El Monasterio, por su parte,
socorrió a su Cesárea Majestad en 1528 tras el revés de Orán con 2.000 ducados,
más 200 marcos de plata que le prestaron y la aplicación de 54 misas cada año
por él.
Según narra Pedro Medina en su Libro
de Grandezas y cosas memorables de España (1549) al hablar de la Hospedería
Real de Guadalupe dice lo siguiente: “Y así mismo la cesárea Magestad del Emperador
nuestro señor y la emperatriz, muchos días que han estado en esta sancta casa
ha sido aquí su aposento…”, lo que indica
que pudieron venir más de una vez.
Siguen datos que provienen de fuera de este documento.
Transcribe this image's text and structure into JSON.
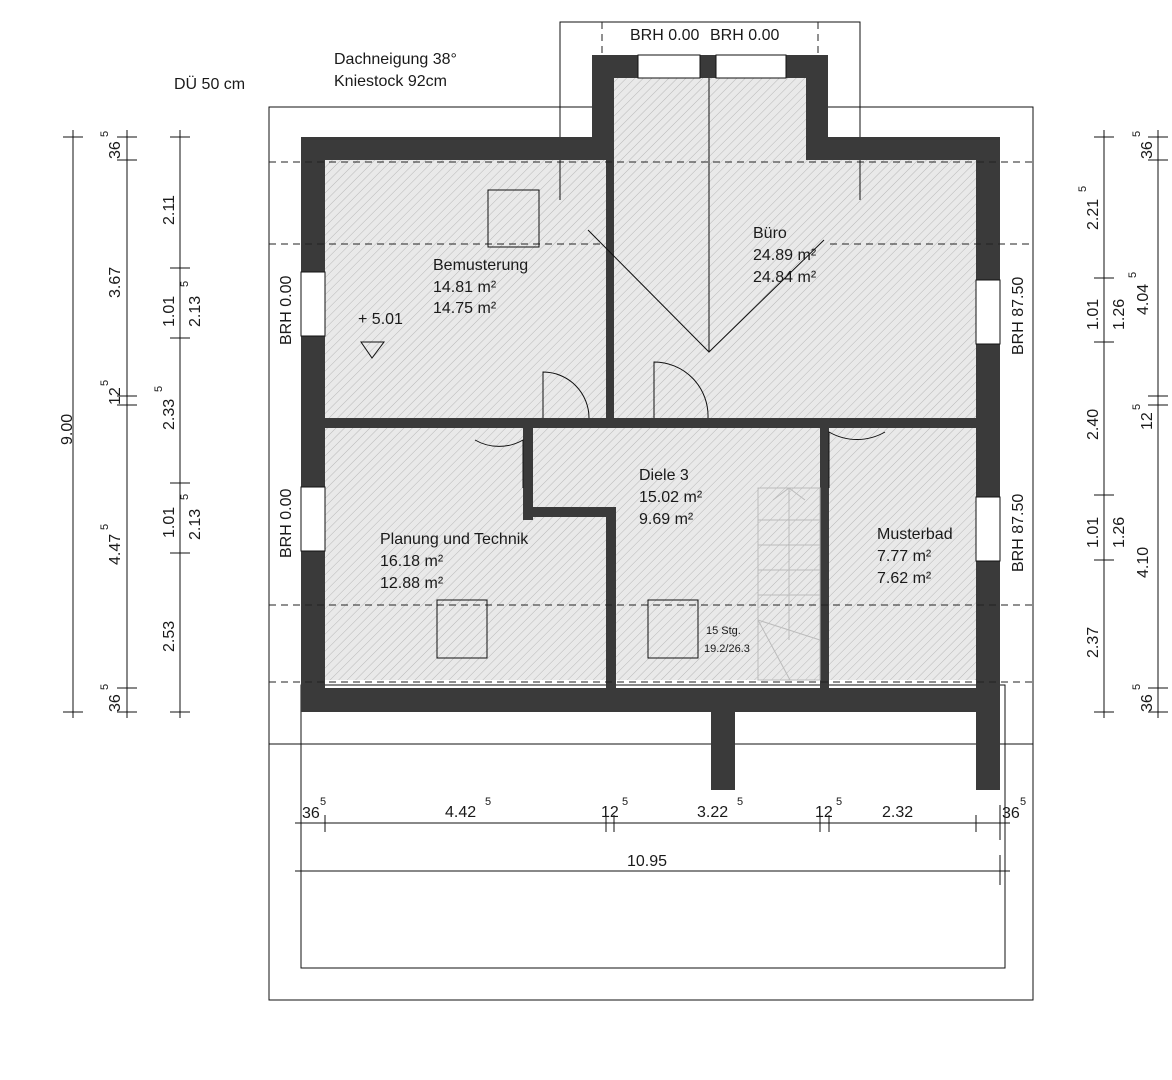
{
  "roof": {
    "overhang": "DÜ 50 cm",
    "pitch": "Dachneigung 38°",
    "knee_wall": "Kniestock 92cm"
  },
  "dormer": {
    "brh_left": "BRH 0.00",
    "brh_right": "BRH 0.00"
  },
  "rooms": [
    {
      "name": "Bemusterung",
      "area_gross": "14.81 m²",
      "area_net": "14.75 m²"
    },
    {
      "name": "Büro",
      "area_gross": "24.89 m²",
      "area_net": "24.84 m²"
    },
    {
      "name": "Diele 3",
      "area_gross": "15.02 m²",
      "area_net": "9.69 m²"
    },
    {
      "name": "Planung und Technik",
      "area_gross": "16.18 m²",
      "area_net": "12.88 m²"
    },
    {
      "name": "Musterbad",
      "area_gross": "7.77 m²",
      "area_net": "7.62 m²"
    }
  ],
  "level_mark": "+ 5.01",
  "window_labels": {
    "left_top": "BRH 0.00",
    "left_bottom": "BRH 0.00",
    "right_top": "BRH 87.50",
    "right_bottom": "BRH 87.50"
  },
  "stair_note": [
    "15 Stg.",
    "19.2/26.3"
  ],
  "dims_bottom": {
    "wall_left": "36",
    "wall_left_sup": "5",
    "seg1": "4.42",
    "seg1_sup": "5",
    "int1": "12",
    "int1_sup": "5",
    "seg2": "3.22",
    "seg2_sup": "5",
    "int2": "12",
    "int2_sup": "5",
    "seg3": "2.32",
    "wall_right": "36",
    "wall_right_sup": "5",
    "total": "10.95"
  },
  "dims_left_outer": {
    "total": "9.00",
    "top_wall": "36",
    "top_wall_sup": "5",
    "seg1": "3.67",
    "int": "12",
    "int_sup": "5",
    "seg2": "4.47",
    "seg2_sup": "5",
    "bottom_wall": "36",
    "bottom_wall_sup": "5"
  },
  "dims_left_inner": {
    "a": "2.11",
    "b": "1.01",
    "c": "2.13",
    "c_sup": "5",
    "d": "2.33",
    "d_sup": "5",
    "e": "1.01",
    "f": "2.13",
    "f_sup": "5",
    "g": "2.53"
  },
  "dims_right_inner": {
    "a": "2.21",
    "a_sup": "5",
    "b": "1.01",
    "c": "2.40",
    "d": "1.01",
    "e": "2.37"
  },
  "dims_right_mid": {
    "a": "1.26",
    "b": "1.26"
  },
  "dims_right_outer": {
    "top_wall": "36",
    "top_wall_sup": "5",
    "seg1": "4.04",
    "seg1_sup": "5",
    "int": "12",
    "int_sup": "5",
    "seg2": "4.10",
    "bottom_wall": "36",
    "bottom_wall_sup": "5"
  }
}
Lo que es cierto, es que Isabel de Portugal dio
durante su reinado constantes testimonios de su amor y devoción a Nuestra
Señora, así como el afecto a su casa y monjes como se puede colegir por la
documentación suya que se adjunta.
Quiso además la Emperatriz que la Virgen de
Guadalupe fuera la destinataria del vestido con el que entró triunfante en 1526
en Sevilla para llevar a cabo sus esponsales, con el que la Comunidad Jerónima
confeccionó, posteriormente, el llamado “Terno de la Emperatriz”. A ella debe
también Guadalupe el Breve de Paulo III sobre el Jubileo Plenísimo y Perpetuo
(1535) para todos los fieles que en la Fiesta de Septiembre visiten dicho
santuario.
Otro de los encuentros que enriquecerá a su Cesárea Majestad
será el contacto humano con algunos de los monjes e hijos de Guadalupe, que sirvieron
y trabajaron en la confección de su imperio, como Fray García de Loaysa,
colegial de Guadalupe, dominico, inquisidor general, arzobispo de Sevilla; Fray
Pedro del Rosal, monje de Guadalupe, Virrey de las Indias; Fray Francisco de
Santa María, prior de Guadalupe, participó en el Concilio de Trento; Gregorio
López, famoso jurisconsulto guadalupense, padre del derecho indiano o los
galenos de los hospitales de Guadalupe que formaron parte de su Protomedicato:
Francisco Arceo, Ceballos, La Parra, Del Águila, Soto, Yerto, Moreno, entre
otros, quienes aportaron sus sabios conocimientos a la historia de la medicina
mundial.
En 1555 Carlos V aquejado de gota y cansado de la
vida, decidió retirarse al monasterio de Yuste, donde el prior de Guadalupe le
visitaba cada mes, llevándole ciertos presentes: “porque a su Cesárea Majestad
gustaba de los carneros que se cebaban en esta Casa, tuvo el cuidado de
enviarle todas las semanas el número competente para que no le faltara este
regalo”.
A partir de estos encuentros, Carlos V establecerá una gran relación con Guadalupe y la Orden Jerónima, tal como se refleja en la documentación que se conserva en el Archivo Histórico del Real Monasterio de Guadalupe.
(Este estudio ha sido publicado en el Boletín de la Academia de Yuste, núm. 55 (2025), con motivo del V Centenario de la Visita de Carlos V a Guadalupe (1525-2025). La parte documental se ofrecerá en una segunda entrega).